Local councils across the UK are struggling to protect the information and data they handle according to research by software manufacturer Apricorn  - with 1,500 data breaches reported and 600 devices stolen during the course of 2022. 

Suffolk County Council alone reported a total of 651 incidents between September 2021 and September 2022 and Warwickshire County Council declared that they had 367 breaches, 

“Data breaches are a daily occurrence, but when local authorities are racking up hundreds in a very short space of time, it’s a definite sign that something is amiss,” Jon Fielding, Managing Director, EMEA Apricorn, said. 

“When the first breach occurs, organisations should be looking to address the cause and rectify this as soon as possible.
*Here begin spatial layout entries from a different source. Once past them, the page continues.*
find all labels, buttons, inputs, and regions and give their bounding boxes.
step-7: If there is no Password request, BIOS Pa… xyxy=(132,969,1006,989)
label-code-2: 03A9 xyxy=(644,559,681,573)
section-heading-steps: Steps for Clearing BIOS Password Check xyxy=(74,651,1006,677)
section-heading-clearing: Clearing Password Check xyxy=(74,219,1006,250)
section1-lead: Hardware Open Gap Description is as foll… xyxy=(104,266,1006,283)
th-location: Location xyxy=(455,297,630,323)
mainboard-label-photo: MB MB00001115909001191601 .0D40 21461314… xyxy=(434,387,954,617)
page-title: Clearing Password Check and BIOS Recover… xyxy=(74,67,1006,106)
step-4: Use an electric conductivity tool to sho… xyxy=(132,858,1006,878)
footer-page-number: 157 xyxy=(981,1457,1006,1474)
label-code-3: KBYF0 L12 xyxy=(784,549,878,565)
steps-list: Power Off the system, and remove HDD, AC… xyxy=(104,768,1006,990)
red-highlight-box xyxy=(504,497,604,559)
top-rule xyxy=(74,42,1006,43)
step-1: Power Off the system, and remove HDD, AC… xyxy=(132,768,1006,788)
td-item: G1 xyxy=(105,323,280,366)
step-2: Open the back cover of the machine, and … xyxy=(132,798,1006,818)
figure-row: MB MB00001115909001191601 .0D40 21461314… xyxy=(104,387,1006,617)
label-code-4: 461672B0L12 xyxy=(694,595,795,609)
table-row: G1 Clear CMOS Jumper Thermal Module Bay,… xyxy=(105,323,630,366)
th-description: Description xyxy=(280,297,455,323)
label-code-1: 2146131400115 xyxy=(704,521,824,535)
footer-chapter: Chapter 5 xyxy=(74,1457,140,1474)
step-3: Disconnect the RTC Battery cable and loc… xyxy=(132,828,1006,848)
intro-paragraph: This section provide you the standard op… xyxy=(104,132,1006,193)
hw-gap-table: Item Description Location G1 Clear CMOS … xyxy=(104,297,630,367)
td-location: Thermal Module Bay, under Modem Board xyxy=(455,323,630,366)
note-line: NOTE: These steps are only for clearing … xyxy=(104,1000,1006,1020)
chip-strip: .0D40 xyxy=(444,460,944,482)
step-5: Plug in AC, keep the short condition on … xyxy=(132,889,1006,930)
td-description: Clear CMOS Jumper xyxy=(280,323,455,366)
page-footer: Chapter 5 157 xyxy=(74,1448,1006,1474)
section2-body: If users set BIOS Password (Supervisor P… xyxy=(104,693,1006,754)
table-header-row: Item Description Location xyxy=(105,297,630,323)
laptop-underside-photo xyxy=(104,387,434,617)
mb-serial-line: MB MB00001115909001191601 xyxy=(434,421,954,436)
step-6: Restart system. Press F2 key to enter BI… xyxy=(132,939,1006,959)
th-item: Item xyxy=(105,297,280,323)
Flags should be raised, security processes checked, and checked again, and staff continually educated on cyber security best practice, whether that be highlighting the use of approved and encrypted storage devices, or simply changing passwords, it’s all critical to the security of data.” 

The figures, while high, demonstrate that local authorities appear to be following the necessary protocols when it comes to disclosing data security incidents.

“That said, with so many significant breaches occurring, they do still have some way to go in terms of protecting the information and data they handle,” said Fielding. 

Having a strategy in place

The latest findings serve to highlight the importance of having a thorough breach reporting strategy in place that can provide detailed information of the incident. 

Kent County Council, which disclosed six data breaches and 55 lost and stolen devices, were able to disclose the volume of data exposed and the current status of the incidents. 

Meanwhile, Hampshire County Council reported on the loss and theft of more than 168 devices, yet declined to provide details of any data breaches in that time. 

Common threats

The reports notes some common threats to data, including third party risks, user error and insider threats and network account compromises. 

“These are security breaches that can very easily be avoided. When employees are left to their own devices, even the best technical measures are likely to fail,” said Fielding. 

He points out that government organisations must be proactive and ensure they are building stronger security cultures with defined policies, such as encryption and endpoint control solutions to all devices.